I’ve seen multiple comments stating that namespacing solves (or at least mitigates) these kinds of attacks. Could someone kindly explain how? I’m sure it’s straightforward, but I don’t see it.
It doesn't, at least not directly. Namespaces make typosquatting more difficult, but it doesn't stop the main other incentives for spamming an index with inauthentic users and packages, i.e.:
1. Sneaking an inauthentic dependency into a tree somewhere;
2. Convincing less experienced users to install your package directly.
My understanding that (2), in particular, is an increasingly issue in cryptocurrency and other communities: inexperienced users typically talk on Discord and other chats, and may not fully understand that `pip install foo` essentially means "allow a random person to run code on my machine."
Indeed it can, and in fact has to by necessity in many cases: `pip install` boils down to (a variant of) `python setup.py install` for many packages, where `setup.py` is package-controlled arbitrary Python code.
This is also true for subcommands like `pip download`, as well as `pip install --dry-run`.
(There's some subtlety here, since this only applies to source distributions and not wheels. But source distributions are still the "baseline" way to distribute Python packages.)
> and a package needs to be imported by a script before anything gets run.
Even with wheels, this part is unfortunately not true: a package can install a `.pth` file[1], which can be used to auto-load code on Python interpreter startup, even if the malicious package itself is never imported directly.

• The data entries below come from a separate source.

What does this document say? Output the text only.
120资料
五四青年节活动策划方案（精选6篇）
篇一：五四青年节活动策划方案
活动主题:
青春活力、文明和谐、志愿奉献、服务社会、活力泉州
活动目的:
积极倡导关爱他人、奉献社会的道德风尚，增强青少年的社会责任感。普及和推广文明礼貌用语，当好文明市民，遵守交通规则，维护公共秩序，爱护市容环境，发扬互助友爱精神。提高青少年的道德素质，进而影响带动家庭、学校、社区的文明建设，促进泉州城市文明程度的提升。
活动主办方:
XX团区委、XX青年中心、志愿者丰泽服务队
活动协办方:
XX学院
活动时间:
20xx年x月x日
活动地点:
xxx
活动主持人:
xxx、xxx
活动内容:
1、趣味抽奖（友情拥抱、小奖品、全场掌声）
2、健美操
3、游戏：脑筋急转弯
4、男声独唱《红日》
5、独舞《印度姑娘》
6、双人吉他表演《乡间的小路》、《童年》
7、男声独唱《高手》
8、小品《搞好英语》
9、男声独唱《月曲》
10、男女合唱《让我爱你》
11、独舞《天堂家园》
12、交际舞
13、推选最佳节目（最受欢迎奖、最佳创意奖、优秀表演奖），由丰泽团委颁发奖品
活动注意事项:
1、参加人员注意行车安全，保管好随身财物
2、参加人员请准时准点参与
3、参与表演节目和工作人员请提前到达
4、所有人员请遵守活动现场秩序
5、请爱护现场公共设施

There is a long-term goal to remove setup.py in favor of letting "a thousand flowers bloom".
In modern Python setups, the pyproject.toml contains an entry for the 'build-backend'. There is a fall-back to 'setuptools.build_meta:__legacy__' because a large number of projects still use setup.py.
PyPI recommends hatchling, as the example used in https://packaging.python.org/en/latest/tutorials/packaging-p... ("You can choose from a number of backends; this tutorial uses Hatchling by default, but it will work identically with setuptools, Flit, PDM, and others that support the [project] table for metadata.")
These do not use setup.py.
I use setup.py because the new build backends don't seem to support C extensions all that well. My package also has Cython code, and some Python-based code generation for the C code.
Another package I know, RDKit, by default automatically downloads missing packages if not available. (These packages are provided as source from the respective authors.)
I think distribution people really don't want the build step to be able to run arbitrary code, but they face a long, up-hill battle.
Just as a note: build backends still run arbitrary code. You’re exchanging a `setup.py` for an arbitrary Python package that specifies the build backend, and packages can specify their own backend (including one embedded in their own source).
Python as an ecosystem will probably never be able to fully remove build-time code execution from sdists, since native extensions fundamentally rely on it. The best we can do is unify and streamline them so that as many people upload wheels as possible.
Thank you. I don't think I was clear enough that the desire really doesn't match reality, in part because I'm not clear about that myself. I don't have a deep understanding of the new way of doing things, having only read about them whilst trying to understand if/when I should migrate from setup.py.
> including one embedded in their own source
I didn't know about that! I thought it needed to be a pre-build dependency.
It's a lot easier to typo a package (e.g. requests -> request results in the wrong package) than it is to typo a namespace-package (@namespace/requests -> @namespace/request would result in an error).
Somewhat likewise, namespaces can build trust in a way that single packages can't
With namespacing you still run the risk of @namespace/requests -> @namsepace/requests typos.
These may not be all that obvious. For example, the name of the popular Rust HTTP client "reqwest" is an intentional typo. tokio vs tokyo can also be a less than obvious typo.
On the other hand, this opens up for two potential places to typo. Both the name and the namespace.
This happens often to me on GitHub, you keep browsing some code, only to later realize you are in someone’s personal fork of the official project. Especially when the original author isn’t a big organization, you only have two equally arbitrary usernames as namespaces to compare against.
If the namespace is handled correctly, you won't accidentally download a malicious dependency if you get the namespace right. You'll get an error, but that's what you want for that kind of typo.
The cryptic username problem is indeed a bother, but often popular projects will use readable names for their Github accounts. There's no real fix for that if you depend on a much smaller project. When you think you may be running that risk, you should probably wonder if it's a good idea to depend on a project made by someone small enough not to be instantly recognizable within your specific programming niche.